Sudan makamları, ilk tepkilerinde Çad hükümetinin bu grubu silahlandırıp Hartum’a saldırmaya yönlendirdiğini ileri sürerek, bu ülkenin isyancılara yardıma son vermesini isteyip Çad’la irtibatlarını kestiler. Çad hükümetinin bir taraftan Avrupa ile sıkı irtibatı devam ederken, diğer taraftan isyancılarla, özellikle de Adalet ve Eşitlik Örgütüyle sıkı ilişkileri var. Adalet ve Eşitlik Örgütü, bir zamanlar Darfur’daki faaliyetlerini askıya almış, dış desteklerin iştahlarını kabartmasıyla geçen yıl yeniden faaliyetlerine başlayıp faaliyet alanını genişletmişti. Birbirleriyle uzun sınırları olan Sudan ile Çad’ın ilişkileri uzun süreden beri iyi olmamakla birlikte şu anda patlama noktasına gelmiştir. Çad ise, Sudan hükümetini, Şubat ayında başkent N'Camena’ya saldıran silahlı isyancıları desteklemekle itham etmektedir.

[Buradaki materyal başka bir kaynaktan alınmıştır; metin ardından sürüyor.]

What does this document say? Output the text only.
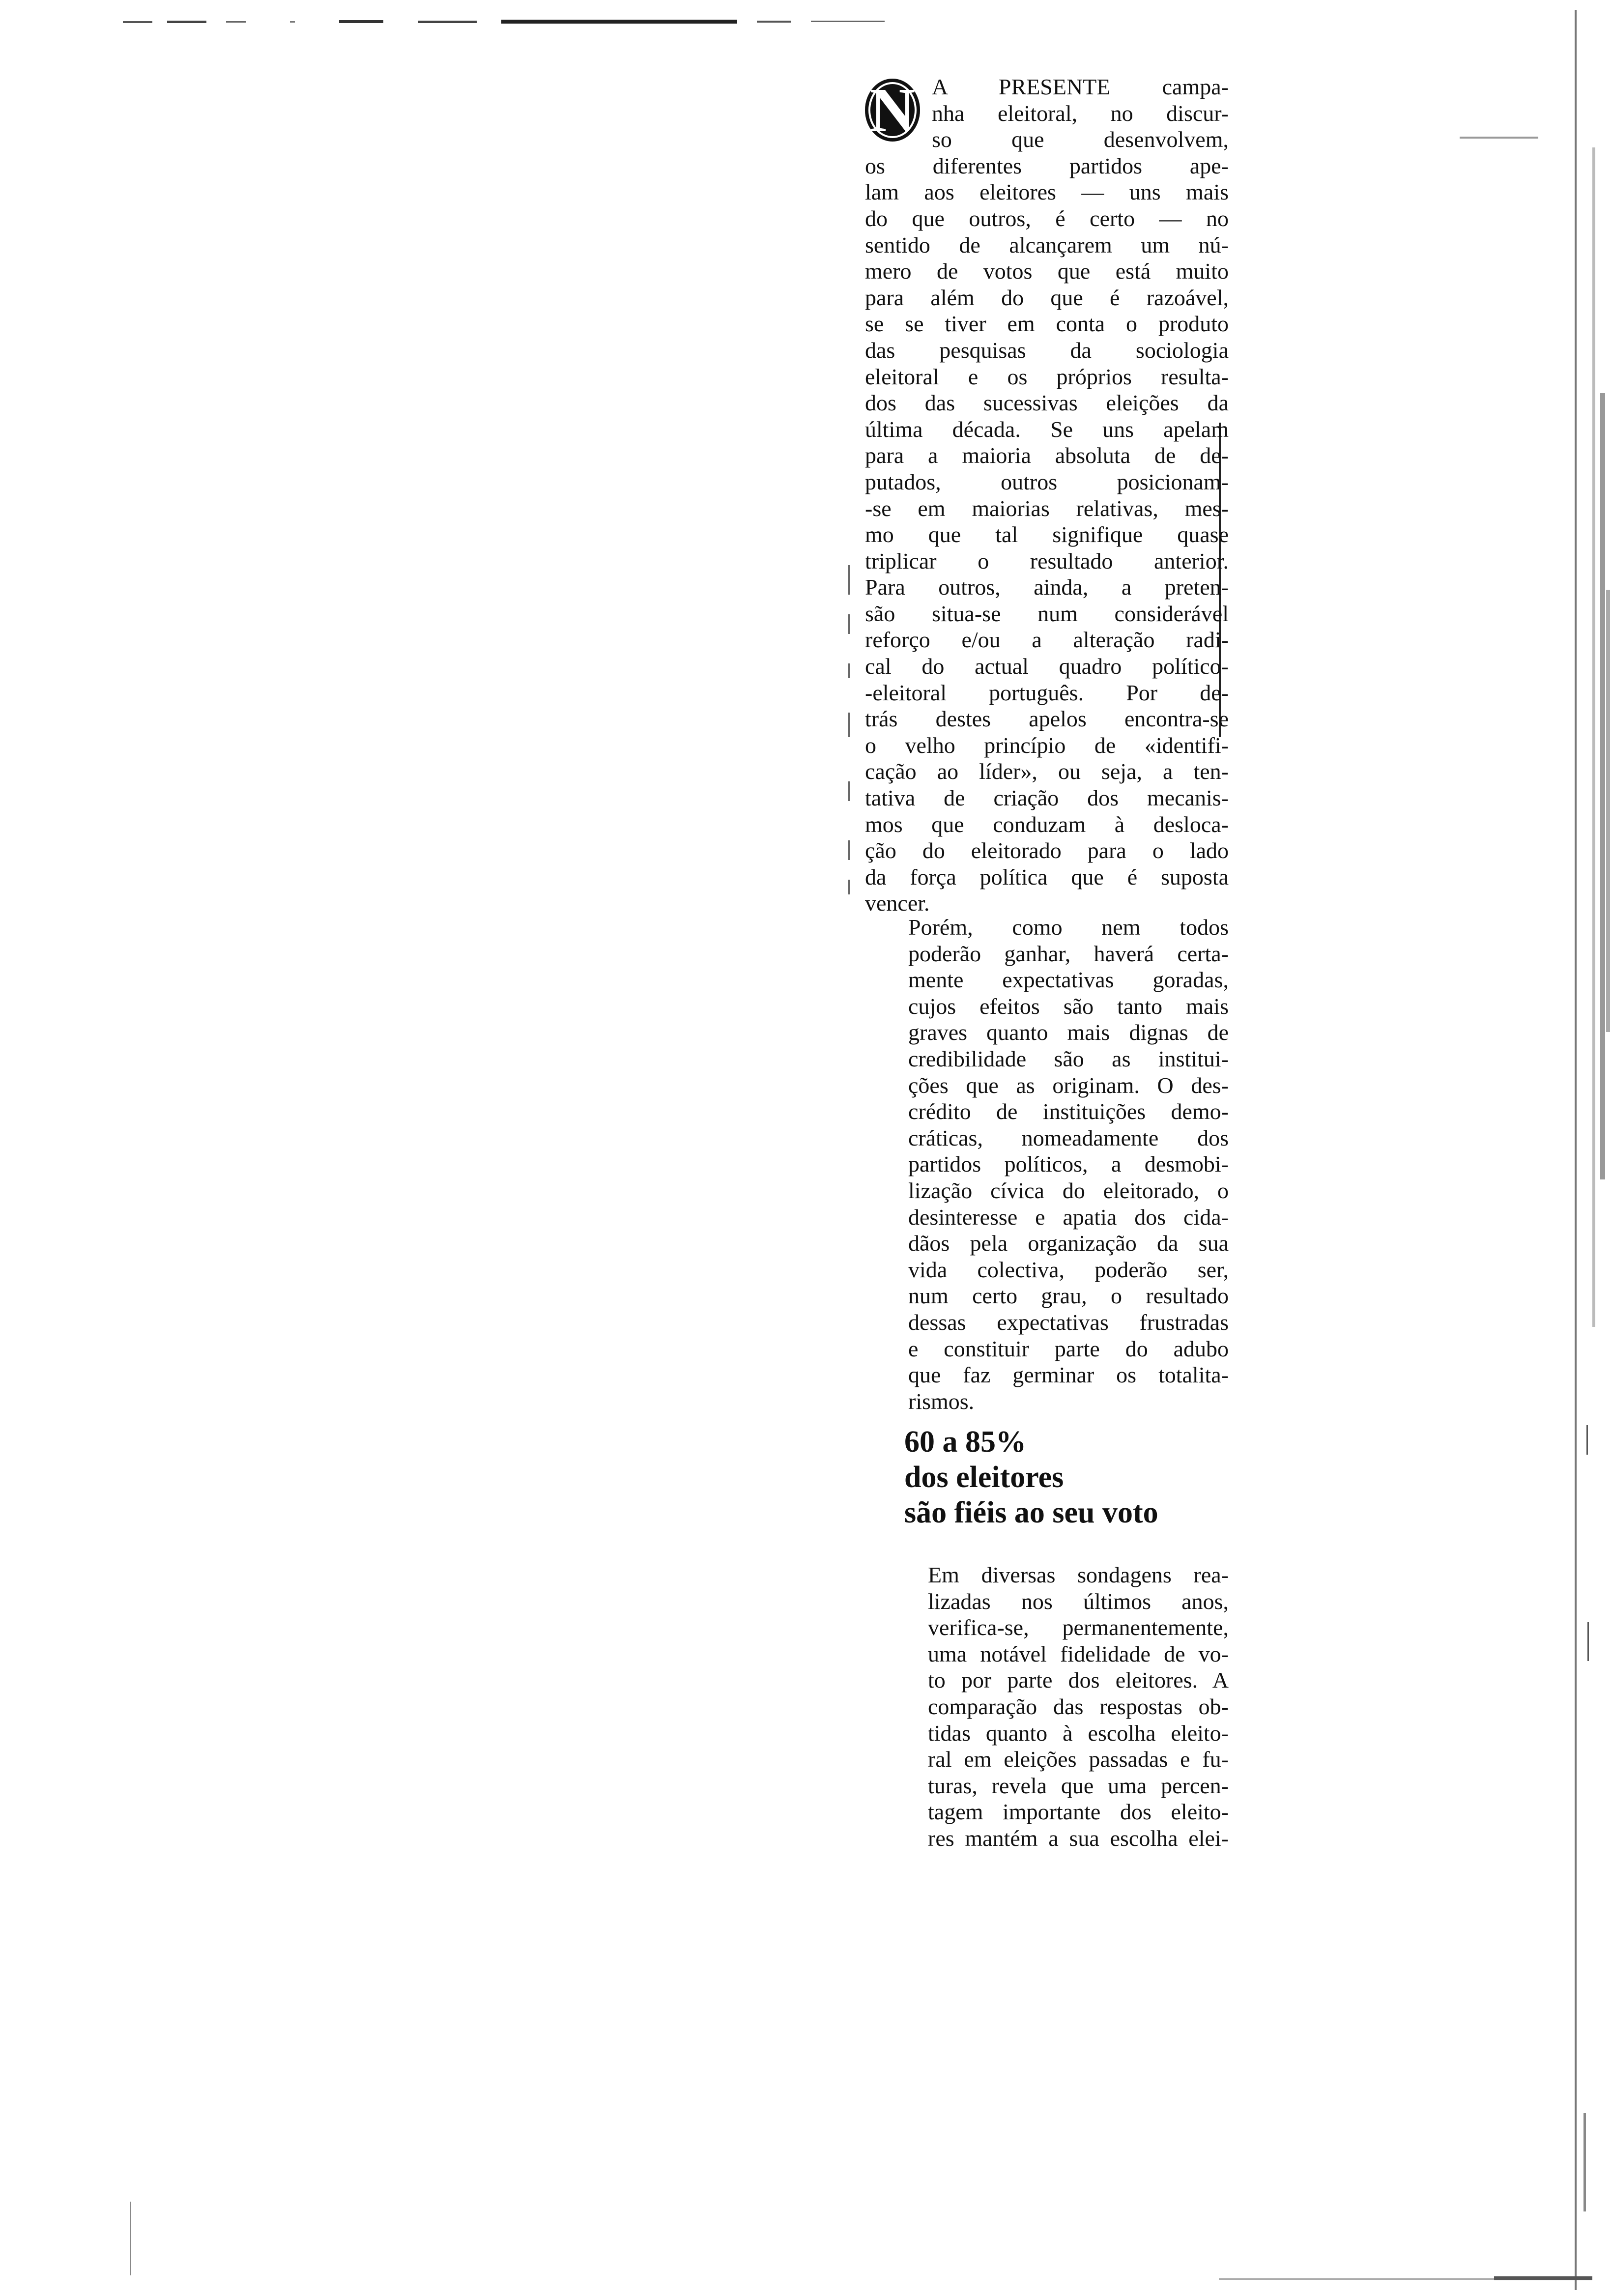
N A PRESENTE campa-
nha eleitoral, no discur-
so que desenvolvem,
os diferentes partidos ape-
lam aos eleitores — uns mais
do que outros, é certo — no
sentido de alcançarem um nú-
mero de votos que está muito
para além do que é razoável,
se se tiver em conta o produto
das pesquisas da sociologia
eleitoral e os próprios resulta-
dos das sucessivas eleições da
última década. Se uns apelam
para a maioria absoluta de de-
putados, outros posicionam-
-se em maiorias relativas, mes-
mo que tal signifique quase
triplicar o resultado anterior.
Para outros, ainda, a preten-
são situa-se num considerável
reforço e/ou a alteração radi-
cal do actual quadro político-
-eleitoral português. Por de-
trás destes apelos encontra-se
o velho princípio de «identifi-
cação ao líder», ou seja, a ten-
tativa de criação dos mecanis-
mos que conduzam à desloca-
ção do eleitorado para o lado
da força política que é suposta
vencer.

Porém, como nem todos
poderão ganhar, haverá certa-
mente expectativas goradas,
cujos efeitos são tanto mais
graves quanto mais dignas de
credibilidade são as institui-
ções que as originam. O des-
crédito de instituições demo-
cráticas, nomeadamente dos
partidos políticos, a desmobi-
lização cívica do eleitorado, o
desinteresse e apatia dos cida-
dãos pela organização da sua
vida colectiva, poderão ser,
num certo grau, o resultado
dessas expectativas frustradas
e constituir parte do adubo
que faz germinar os totalita-
rismos.

60 a 85%
dos eleitores
são fiéis ao seu voto

Em diversas sondagens rea-
lizadas nos últimos anos,
verifica-se, permanentemente,
uma notável fidelidade de vo-
to por parte dos eleitores. A
comparação das respostas ob-
tidas quanto à escolha eleito-
ral em eleições passadas e fu-
turas, revela que uma percen-
tagem importante dos eleito-
res mantém a sua escolha elei-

Sudan’ın komşularıyla çekişmeleri el-Beşir hükümeti için yeni bir imtihan olarak yorumlanabilir. Cumhurbaşkanlığını ele geçirdiği 1989’dan sonra pek çok karışıklığı başarıyla atlatan el-Beşir, 2005 yılında komşusu Çad ile savaş ateşini tutuşturdu.
Sudan’ın önemli düğümü, etkili ve tarafsız bir aracının olaya müdahale etmemesidir. Sudan’ın bugünkü problemi, Afrika’nın diğer trajedik problemlerinden biri haline dönüşmüş olup bu sorunu halledecek hiçbir kaynağın bulunmamasıdır. Savaş Hartum’a dayandırılmışken Birleşmiş Milletler, Arap ülkelerinin yöneticileri ve Fransa; Birleşmiş Milletlerin ve Afrika Birliğinin karma askeri gücünün bu bölgeye yerleştirilmesini ve siyasi müzakerelerin başlamasını istemektedir. Bu problemli bölgeye yerleştirilmesi istenen Birleşmiş milletler ve Avrupa Birliği barış gücüne bağlı askerlerden sadece dokuz bini Darfur’a yerleştirilmiş durumda. Bu gücün 26 bine ulaştırılması kararlaştırılmış. Asıl problem; bu güçlerin, sahne arkasındaki oyuncuların aldığı karara göre hareket etmeleridir. Savaşın sona ermesi bu oyuncuların menfaatleriyle uyuşmamakta, Hartum’da istedikleri rejimi iktidara getirinceye ve Kuzey Afrika’daki savunma düzenini değiştirinceye kadar bu krizi sürdürmeye kararlı oldukları görülmektedir.